That was his first question?
Sylah took a deep breath and shared the second secret that had been simmering beneath her skin.
“It doesn’t matter. Look, Jond, there’s something else. We’ve found evidence that there’s more land beyond the empire…”
“How long ago,” he repeated through clenched teeth.
“Jond, did you just hear me? Anoor and I found evidence of land beyond the empire.”
He waited.
“I learned the journal was there a few weeks ago.”
Jond stood, his mug crashing down on the table.
“Do you think this is a game, Sylah? Do you understand what your task was? Have you forgotten the enemy here?”
She couldn’t believe this was what he was upset about.
“Jond, this is so much bigger than anything the Sandstorm…”
“You’re wrong, there is nothing more important than the Final Strife. The Embers must be eliminated,” he growled at her.
“The Final Strife? We are not those three words, we are more than that. Jond, listen to yourself.”
His eyes bulged, like he couldn’t believe what she was saying.
“Do you know how much I have lied for you? Every day I report back to the master as if it’s come from you, I’ve watched and waited and spied and followed.” His voice was hoarse. “Every day I begged for the Sandstorm to welcome you back, even though you were the one who caused their deaths, even after you managed to miss the sign-up and get yourself captured. They wanted to kill you, Sylah…” His voice was pained. “And I couldn’t let them kill you, I couldn’t.” His eyes filled with tears, and he reached for her, despite his next words striking her like a whip. “Everything is your fucking fault, Sylah.”
She took a step back, her thoughts a jumble.
“They wanted to kill me?” she whispered.
He nodded.
They sat in silence for some time, until Sylah spoke.

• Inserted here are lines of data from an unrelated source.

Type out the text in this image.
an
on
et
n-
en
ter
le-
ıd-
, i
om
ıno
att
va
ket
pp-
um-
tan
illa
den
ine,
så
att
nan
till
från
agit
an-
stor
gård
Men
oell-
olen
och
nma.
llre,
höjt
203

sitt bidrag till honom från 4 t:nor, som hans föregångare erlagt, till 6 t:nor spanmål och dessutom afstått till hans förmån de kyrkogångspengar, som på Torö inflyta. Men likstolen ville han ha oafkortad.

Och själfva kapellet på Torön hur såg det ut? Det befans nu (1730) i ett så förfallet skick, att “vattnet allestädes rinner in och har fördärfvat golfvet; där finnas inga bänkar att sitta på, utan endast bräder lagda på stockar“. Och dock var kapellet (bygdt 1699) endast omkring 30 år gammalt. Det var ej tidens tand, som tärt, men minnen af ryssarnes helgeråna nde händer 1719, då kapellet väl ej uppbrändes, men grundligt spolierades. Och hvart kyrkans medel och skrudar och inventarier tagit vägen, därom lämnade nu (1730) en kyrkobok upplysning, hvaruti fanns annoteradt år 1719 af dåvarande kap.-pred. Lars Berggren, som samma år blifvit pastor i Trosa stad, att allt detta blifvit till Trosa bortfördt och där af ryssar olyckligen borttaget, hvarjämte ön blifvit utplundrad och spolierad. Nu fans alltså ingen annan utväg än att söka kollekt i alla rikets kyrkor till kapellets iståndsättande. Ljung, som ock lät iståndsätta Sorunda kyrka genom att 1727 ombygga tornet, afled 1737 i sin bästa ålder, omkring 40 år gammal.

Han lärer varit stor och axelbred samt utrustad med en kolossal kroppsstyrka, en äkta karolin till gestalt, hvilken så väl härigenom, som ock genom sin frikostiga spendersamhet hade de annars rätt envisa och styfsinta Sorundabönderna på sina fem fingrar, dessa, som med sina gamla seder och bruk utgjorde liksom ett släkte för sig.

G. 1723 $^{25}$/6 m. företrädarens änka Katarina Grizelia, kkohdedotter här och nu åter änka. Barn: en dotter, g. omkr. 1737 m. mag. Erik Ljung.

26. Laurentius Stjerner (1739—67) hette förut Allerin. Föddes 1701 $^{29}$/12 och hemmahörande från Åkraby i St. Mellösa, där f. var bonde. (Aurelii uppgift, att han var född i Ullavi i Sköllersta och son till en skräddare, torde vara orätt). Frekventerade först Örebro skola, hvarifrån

“All this time I thought I needed the purpose of the Sandstorm to sustain me. And when…when I caused their deaths as you rightfully point out, I lost that purpose, and joba seeds found me. Then there was you.” Sylah’s face softened as she looked at her Akoma. “And you came back with the promise of that purpose again. But I don’t think I was ever meant to be that grain of sand among the Sandstorm. I was meant to be forged through fire and flame into glass.”
Sylah felt the freedom in her words. The severing of her ties to an organization she had never willingly joined. She closed her eyes for a blissful moment.

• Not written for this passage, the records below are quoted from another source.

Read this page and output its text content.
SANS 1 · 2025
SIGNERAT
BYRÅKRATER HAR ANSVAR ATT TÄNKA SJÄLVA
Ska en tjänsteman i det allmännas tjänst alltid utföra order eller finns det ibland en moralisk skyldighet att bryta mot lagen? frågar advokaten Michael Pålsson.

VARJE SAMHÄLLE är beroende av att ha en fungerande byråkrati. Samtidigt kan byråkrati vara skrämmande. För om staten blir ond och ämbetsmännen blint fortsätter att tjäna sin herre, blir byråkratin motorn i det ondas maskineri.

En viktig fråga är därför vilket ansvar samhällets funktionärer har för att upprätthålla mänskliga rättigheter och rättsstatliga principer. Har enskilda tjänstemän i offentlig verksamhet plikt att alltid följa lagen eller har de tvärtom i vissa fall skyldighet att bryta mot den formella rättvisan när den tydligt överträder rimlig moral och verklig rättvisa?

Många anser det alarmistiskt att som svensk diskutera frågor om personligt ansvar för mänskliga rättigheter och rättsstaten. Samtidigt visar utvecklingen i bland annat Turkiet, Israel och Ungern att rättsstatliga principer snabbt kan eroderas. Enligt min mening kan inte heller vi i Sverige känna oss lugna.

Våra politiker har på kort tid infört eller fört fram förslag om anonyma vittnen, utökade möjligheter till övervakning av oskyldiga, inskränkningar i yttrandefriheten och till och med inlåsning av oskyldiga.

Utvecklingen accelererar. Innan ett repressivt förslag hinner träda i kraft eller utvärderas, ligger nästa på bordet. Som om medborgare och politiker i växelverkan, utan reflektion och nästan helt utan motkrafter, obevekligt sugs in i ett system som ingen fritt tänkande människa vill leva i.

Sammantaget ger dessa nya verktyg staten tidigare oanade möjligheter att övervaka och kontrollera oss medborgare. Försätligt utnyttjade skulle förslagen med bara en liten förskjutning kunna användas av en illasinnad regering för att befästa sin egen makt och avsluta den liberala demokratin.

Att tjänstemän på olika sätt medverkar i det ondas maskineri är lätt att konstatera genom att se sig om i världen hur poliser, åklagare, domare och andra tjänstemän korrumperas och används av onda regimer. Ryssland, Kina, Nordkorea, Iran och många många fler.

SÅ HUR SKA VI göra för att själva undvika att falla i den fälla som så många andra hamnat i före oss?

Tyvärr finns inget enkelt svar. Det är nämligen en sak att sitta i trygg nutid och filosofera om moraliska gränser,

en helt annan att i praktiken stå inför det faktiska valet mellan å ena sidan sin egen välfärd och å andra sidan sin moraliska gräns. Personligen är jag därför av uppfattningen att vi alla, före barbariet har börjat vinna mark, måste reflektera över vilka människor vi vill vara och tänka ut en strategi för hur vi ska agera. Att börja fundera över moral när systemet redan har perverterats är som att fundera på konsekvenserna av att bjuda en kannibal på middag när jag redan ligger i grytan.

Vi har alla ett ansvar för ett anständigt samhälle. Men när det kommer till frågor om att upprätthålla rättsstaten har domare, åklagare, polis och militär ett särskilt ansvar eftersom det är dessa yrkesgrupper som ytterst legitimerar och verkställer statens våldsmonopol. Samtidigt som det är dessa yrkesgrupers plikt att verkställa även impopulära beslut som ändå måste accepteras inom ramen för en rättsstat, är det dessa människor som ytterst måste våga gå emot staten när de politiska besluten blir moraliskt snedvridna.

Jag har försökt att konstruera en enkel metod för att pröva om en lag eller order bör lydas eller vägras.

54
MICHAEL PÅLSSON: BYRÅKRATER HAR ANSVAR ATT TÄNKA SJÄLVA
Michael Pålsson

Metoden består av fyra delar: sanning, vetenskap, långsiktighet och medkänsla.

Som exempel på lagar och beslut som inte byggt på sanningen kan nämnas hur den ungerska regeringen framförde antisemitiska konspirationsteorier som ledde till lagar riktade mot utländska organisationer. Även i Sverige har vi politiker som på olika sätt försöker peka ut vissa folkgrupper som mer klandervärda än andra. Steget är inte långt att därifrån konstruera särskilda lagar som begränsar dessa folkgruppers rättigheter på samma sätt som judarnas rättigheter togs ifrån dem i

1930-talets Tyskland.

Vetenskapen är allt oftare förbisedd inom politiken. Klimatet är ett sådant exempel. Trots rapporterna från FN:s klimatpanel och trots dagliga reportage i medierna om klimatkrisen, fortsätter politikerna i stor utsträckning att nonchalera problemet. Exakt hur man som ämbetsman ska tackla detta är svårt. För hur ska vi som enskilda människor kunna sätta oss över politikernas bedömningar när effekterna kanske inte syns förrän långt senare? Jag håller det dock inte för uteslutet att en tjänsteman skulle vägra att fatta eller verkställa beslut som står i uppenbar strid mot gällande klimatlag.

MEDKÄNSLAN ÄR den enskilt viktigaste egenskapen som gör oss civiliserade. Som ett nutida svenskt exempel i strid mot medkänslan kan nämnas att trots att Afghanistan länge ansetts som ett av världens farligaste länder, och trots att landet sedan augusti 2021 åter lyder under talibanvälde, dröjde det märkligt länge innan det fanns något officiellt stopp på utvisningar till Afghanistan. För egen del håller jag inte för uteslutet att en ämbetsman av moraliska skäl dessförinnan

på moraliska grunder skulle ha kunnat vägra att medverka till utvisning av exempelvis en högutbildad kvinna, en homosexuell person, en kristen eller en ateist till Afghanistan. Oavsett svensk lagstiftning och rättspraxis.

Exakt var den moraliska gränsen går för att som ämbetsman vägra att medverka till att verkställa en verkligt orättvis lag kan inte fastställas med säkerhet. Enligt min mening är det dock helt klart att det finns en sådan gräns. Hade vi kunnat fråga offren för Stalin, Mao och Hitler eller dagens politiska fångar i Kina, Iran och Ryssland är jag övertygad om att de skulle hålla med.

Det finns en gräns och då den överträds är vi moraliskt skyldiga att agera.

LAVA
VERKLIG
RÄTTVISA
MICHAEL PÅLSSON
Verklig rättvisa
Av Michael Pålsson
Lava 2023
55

Jond spoke, his voice rough, his lopsided grin a ghost of an expression, trying to hide the pain in her words. “Sylah, will you go everywhere with me?”
She couldn’t. She wouldn’t. She inclined her head.
“No, Jond.” Sylah smiled sadly, even though each word made an invisible wound in his side. “You are my Akoma, I grant you that, but you are not my heart.”
She turned on her heel and left.
—
Sylah sat in the courtyard beneath the sprawling joba tree and fondled the seed in her pocket. The sun had just set, and the tidewind would be here soon. There was grief in her freedom from the Sandstorm, and she didn’t want Anoor to see it.
Part of her wondered if this was where it was always supposed to end, at the bottom of the joba tree, her body fertilizing the roots of the addiction that had destroyed her. At least the tidewind would be quick. It had claimed more and more lives in the last few weeks, its ferocity stronger than ever.
“We thank thee for what you give us, we praise thee for where you lead us. We serve thee for how you punish us. The blood, the power, the life.” The murmuring came from her left. Sylah was surprised the Abosom was out so close to the coming of the tidewind.
Sylah circled the trunk of the tree to find a young woman bent in prayer. Her white cowl was wrapped tightly around her face, but with her head tipped back Sylah recognized her as the same woman she had seen here before.